Here are just a few points to consider:
- Is DIY estate planning appropriate for you? If you have assets in addition to a car and bank account probably not. If you have children, definitely not a good idea and if you have anyone you wish to benefit with special needs DIY will be disastrous as special needs planning is not included in any of the packages I have reviewed for purchase.
- Will your DIY plan work when you’re gone? Remember, your will survives you. The test of it does not come to pass until you are gone. If you use DIY kits there is no recourse against the software provider if your plan does not work; you bought software. You did not hire an attorney. In fact, no attorney reviews your finished will or any other document you create with these products.
- Can your DIY plan be admitted to probate? Here in New York wills created and supervised by an attorney receive the presumption that they are valid unless proven otherwise. DIY wills receive no such benefit. When clients have brought me DIY created wills I have never found one that would pass the most basic requirements of a valid will in New York, NOT ONE in 15 years of practice. Something to keep in mind. If a will is invalid, or worse, if part of it is ambiguous, the court costs to determine your intent will far outweigh the fees of any estate planning you could have done with an attorney. Personally, I hate earning fees in this fashion.

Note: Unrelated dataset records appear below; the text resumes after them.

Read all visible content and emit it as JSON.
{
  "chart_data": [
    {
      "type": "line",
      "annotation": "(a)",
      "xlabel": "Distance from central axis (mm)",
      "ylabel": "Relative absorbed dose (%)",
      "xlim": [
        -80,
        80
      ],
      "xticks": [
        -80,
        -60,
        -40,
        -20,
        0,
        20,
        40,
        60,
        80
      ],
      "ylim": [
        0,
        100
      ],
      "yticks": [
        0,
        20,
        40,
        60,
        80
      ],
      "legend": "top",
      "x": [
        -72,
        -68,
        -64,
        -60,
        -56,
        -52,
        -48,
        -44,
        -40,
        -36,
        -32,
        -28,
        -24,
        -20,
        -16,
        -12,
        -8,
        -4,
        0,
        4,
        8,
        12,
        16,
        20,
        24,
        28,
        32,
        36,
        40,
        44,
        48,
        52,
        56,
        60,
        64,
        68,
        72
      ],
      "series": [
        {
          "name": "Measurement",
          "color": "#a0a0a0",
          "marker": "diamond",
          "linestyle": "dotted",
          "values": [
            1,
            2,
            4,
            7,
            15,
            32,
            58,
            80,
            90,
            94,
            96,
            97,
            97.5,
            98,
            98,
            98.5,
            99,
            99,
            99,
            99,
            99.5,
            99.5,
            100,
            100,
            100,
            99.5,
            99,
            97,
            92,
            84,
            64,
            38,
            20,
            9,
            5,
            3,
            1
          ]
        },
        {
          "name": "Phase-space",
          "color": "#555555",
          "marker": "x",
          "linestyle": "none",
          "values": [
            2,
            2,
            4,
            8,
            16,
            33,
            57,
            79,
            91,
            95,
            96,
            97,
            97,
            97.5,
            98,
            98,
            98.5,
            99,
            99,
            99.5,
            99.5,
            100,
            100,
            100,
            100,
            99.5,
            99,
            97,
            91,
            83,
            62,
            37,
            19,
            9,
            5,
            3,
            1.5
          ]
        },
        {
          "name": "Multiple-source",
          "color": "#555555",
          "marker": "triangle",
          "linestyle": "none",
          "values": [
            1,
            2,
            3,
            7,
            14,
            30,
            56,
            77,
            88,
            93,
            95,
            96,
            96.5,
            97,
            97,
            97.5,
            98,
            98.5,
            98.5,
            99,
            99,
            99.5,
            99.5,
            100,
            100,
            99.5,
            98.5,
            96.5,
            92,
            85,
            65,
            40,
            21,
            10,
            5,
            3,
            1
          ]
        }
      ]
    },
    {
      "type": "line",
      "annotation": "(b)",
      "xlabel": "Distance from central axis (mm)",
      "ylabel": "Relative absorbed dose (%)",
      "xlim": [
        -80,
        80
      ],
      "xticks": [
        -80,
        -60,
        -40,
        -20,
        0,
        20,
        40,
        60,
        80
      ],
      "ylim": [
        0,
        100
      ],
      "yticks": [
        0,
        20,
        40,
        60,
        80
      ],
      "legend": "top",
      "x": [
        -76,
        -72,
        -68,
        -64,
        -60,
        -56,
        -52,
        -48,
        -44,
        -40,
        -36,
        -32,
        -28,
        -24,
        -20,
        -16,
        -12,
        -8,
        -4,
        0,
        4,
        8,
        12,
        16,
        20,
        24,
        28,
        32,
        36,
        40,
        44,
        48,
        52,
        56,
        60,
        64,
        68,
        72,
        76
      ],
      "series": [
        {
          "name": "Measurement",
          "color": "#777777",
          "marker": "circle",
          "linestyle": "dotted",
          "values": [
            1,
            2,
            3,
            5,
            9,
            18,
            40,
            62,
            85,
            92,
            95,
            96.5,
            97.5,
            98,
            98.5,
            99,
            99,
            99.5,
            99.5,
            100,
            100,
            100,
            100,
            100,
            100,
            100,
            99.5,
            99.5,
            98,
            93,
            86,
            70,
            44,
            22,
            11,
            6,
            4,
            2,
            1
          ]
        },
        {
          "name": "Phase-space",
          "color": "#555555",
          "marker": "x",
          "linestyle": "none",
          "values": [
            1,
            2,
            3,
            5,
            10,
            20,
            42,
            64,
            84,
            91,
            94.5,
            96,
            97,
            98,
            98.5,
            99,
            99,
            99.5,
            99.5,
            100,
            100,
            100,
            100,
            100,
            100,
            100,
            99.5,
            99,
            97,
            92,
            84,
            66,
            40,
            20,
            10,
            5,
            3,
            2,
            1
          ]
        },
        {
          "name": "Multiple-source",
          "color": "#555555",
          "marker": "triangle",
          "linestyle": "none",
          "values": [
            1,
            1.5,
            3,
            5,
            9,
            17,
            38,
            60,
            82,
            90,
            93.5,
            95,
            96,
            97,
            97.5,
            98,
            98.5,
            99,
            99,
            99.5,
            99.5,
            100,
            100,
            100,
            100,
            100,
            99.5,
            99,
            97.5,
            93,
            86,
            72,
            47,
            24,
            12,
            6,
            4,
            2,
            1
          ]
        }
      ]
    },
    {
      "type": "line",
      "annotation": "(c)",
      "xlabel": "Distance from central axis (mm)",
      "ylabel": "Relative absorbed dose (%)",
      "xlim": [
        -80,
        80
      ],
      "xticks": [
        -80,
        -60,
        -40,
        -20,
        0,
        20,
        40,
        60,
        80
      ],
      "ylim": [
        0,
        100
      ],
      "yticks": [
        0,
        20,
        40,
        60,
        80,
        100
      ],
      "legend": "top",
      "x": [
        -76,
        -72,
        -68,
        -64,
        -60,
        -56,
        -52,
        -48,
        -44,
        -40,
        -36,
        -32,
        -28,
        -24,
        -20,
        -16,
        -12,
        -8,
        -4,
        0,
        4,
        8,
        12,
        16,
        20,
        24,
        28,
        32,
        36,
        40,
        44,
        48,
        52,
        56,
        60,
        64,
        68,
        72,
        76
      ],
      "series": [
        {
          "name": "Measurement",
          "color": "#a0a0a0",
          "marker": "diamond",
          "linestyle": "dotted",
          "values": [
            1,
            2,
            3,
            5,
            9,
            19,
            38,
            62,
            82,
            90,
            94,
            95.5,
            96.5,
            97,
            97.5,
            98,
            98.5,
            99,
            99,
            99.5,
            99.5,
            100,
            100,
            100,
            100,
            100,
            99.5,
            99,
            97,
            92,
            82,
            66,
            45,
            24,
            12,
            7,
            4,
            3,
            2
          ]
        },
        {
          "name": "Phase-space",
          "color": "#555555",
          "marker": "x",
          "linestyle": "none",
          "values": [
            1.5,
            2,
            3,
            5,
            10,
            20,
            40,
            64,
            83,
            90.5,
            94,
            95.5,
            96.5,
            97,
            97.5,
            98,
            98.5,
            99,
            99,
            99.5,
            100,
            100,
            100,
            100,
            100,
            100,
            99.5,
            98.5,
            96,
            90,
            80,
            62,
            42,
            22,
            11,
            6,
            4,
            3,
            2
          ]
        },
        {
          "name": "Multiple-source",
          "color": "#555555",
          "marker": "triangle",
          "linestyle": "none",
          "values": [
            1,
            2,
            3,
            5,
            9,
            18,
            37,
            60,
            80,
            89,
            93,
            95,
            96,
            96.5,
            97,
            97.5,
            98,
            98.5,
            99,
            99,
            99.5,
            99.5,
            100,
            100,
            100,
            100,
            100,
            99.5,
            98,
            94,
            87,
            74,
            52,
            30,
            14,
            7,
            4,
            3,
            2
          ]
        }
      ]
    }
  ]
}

- Why Should You Consider Using an Attorney instead of DIY? The expertise in crafting tailored documents is only one small piece of what estate planning attorneys do for clients. Often clients need help navigating issues of choosing trusted parties to manage the estate, continuing trusts and guardians for children. Years of experience in handling difficult situations comes into play. Attorneys are also known as “counselors at law” and in estate planning the counselor role is key. Tax guidance is crucial for many families. In addition the will only controls probate property and your estate contains probate AND non-probate property. Your plan needs to coordinate all of your estate assets, not just the probate property. And your will only comes into play at your death. Planning should always take into consideration disability. Statistics show that a 35-year old American has a 50% chance of a disability lasting longer than 90 days before age 65. This means that any good plan will include medical and financial advance directives as part of planning (the health care proxy and power of attorney here in New York).